Something else is clearing up for me too …

I was more focused on the positive impact coming from me than on the impact itself. A very good friend and mentor, Michael Fitzpatrick told me (I’m paraphrasing): “The purpose of this life is to raise the vibration of the most people in the shortest amount of time.” In other words, we’re here to positively impact as many people as possible as quickly as possible — who cares how it gets done.

In that same Tony Robbins video, he says:

“People suffer because they obsess about themselves. What they’re losing what they’re missing out on what they’ll never have. And it’s not true. It’s only true because you’re letting your head take over instead of your body and your heart.”
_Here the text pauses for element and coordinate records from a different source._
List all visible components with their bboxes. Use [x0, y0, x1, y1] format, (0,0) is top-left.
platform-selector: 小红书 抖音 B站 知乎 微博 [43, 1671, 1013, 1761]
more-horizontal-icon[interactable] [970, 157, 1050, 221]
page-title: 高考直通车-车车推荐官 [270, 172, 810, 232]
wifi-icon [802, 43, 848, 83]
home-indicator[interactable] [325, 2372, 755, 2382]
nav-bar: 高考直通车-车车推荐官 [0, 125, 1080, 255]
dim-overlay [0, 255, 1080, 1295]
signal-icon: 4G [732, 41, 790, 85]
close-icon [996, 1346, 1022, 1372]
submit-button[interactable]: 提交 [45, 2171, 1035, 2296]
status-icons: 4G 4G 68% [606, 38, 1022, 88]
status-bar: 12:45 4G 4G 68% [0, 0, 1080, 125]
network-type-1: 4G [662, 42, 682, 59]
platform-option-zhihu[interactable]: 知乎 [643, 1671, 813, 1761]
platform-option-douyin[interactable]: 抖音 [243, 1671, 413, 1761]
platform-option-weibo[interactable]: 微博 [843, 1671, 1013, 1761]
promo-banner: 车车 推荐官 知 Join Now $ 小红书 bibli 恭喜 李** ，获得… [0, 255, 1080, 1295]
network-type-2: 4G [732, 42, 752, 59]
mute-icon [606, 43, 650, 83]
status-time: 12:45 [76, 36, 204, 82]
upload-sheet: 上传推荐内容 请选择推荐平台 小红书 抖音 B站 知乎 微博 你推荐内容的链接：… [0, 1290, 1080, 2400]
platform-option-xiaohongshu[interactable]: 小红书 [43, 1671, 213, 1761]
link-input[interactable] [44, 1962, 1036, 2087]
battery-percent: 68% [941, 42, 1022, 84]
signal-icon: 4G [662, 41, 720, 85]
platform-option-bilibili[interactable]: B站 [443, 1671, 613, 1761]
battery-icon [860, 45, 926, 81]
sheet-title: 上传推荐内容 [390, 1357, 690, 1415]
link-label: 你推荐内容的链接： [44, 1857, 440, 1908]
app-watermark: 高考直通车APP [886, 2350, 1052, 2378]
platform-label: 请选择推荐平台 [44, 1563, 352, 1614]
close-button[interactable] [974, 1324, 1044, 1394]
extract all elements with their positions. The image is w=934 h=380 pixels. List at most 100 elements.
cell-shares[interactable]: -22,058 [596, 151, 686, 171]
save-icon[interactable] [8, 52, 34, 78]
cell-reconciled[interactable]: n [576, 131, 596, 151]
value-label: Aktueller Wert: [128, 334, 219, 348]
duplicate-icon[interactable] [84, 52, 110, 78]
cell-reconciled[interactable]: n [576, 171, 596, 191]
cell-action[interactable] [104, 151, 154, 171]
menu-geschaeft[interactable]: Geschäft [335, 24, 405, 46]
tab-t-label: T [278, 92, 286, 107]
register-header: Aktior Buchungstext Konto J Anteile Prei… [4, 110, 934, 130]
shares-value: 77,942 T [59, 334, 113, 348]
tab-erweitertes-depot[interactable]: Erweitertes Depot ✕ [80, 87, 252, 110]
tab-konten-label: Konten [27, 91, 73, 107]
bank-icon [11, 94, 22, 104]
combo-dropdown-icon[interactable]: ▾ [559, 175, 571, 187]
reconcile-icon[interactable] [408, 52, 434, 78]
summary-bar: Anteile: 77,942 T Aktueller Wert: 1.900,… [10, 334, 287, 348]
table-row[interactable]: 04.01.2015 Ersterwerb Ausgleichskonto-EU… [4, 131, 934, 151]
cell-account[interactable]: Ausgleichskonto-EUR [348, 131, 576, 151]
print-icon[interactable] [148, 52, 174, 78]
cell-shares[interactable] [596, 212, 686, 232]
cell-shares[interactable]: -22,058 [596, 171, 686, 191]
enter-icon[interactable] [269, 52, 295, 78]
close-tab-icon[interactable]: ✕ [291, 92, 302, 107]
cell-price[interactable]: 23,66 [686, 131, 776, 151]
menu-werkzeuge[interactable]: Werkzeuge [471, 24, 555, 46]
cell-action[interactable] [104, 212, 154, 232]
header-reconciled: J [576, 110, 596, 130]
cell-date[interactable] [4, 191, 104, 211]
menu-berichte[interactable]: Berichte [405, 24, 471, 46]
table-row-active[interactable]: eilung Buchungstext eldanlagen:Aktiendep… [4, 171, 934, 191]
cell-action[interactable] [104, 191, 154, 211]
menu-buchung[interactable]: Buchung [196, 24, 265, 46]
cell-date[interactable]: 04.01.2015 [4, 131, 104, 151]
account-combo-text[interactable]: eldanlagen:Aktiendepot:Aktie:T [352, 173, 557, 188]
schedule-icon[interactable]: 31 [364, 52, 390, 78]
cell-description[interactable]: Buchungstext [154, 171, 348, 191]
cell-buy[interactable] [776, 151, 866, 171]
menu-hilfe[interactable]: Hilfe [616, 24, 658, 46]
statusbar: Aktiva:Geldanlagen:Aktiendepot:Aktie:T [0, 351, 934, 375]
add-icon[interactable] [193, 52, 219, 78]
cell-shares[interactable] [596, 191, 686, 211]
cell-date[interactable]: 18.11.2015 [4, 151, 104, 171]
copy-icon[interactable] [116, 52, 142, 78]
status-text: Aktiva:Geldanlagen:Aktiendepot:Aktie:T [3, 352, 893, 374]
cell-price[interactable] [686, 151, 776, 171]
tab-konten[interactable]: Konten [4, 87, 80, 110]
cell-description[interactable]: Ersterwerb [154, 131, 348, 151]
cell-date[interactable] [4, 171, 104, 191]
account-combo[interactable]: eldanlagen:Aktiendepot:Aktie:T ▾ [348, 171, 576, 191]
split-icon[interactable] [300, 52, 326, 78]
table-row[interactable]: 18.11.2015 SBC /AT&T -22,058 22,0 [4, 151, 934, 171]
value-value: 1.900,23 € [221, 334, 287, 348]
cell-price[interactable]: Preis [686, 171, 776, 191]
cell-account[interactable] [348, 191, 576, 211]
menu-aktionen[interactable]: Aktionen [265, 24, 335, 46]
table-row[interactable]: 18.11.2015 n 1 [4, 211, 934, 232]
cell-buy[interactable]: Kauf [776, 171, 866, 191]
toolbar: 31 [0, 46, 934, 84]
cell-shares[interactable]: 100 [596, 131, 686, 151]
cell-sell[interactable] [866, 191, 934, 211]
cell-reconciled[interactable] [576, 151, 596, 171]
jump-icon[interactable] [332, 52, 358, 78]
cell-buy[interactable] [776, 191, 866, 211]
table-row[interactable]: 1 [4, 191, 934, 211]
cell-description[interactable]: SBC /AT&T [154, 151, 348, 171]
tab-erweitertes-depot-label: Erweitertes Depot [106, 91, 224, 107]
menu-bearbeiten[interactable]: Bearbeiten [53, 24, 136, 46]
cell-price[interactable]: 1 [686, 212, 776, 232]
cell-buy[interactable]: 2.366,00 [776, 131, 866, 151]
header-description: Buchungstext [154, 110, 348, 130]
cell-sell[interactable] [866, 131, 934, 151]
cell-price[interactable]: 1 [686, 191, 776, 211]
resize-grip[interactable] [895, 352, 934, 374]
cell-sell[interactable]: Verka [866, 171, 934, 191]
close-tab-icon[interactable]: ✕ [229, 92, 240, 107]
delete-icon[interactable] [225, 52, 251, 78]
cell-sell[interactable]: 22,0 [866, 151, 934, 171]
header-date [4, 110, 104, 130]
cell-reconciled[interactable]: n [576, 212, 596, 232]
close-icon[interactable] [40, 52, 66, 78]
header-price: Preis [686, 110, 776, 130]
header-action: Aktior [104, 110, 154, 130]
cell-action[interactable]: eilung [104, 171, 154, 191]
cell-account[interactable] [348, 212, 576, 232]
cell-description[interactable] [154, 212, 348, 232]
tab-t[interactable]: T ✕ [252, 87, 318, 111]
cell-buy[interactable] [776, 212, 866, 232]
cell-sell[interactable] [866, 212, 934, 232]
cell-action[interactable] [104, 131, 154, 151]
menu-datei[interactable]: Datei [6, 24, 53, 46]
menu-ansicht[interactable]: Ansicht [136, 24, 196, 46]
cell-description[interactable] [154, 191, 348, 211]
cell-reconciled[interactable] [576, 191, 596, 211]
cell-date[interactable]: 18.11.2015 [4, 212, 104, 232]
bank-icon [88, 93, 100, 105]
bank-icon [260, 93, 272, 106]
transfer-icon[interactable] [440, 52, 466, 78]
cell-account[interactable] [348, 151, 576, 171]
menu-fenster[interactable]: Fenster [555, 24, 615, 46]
This is not about me. My sister did something courageous and vulnerable and raw and it’s positively affecting thousands of people. She is in perfect alignment with my ultimate goal. Not to mention she’s bringing me clarity, exposing deep limiting beliefs, and leading by example. 

I’m now shaking my head in appreciation. Frog in my throat.

Thanks for teaching me and inspiring me in more ways than you know, Melo.

5 thoughts on “Jealousy The Catalyst

  1. Brian the Great, Wise, and not-so-humble.

    My lovely new friend…. what kind of an impact did you make with your #100Somethings challenge?

    I dare say, that challenge may go viral any day now!

    And it made even me get over my fear of creating something less than perfect, and just ____ing do it!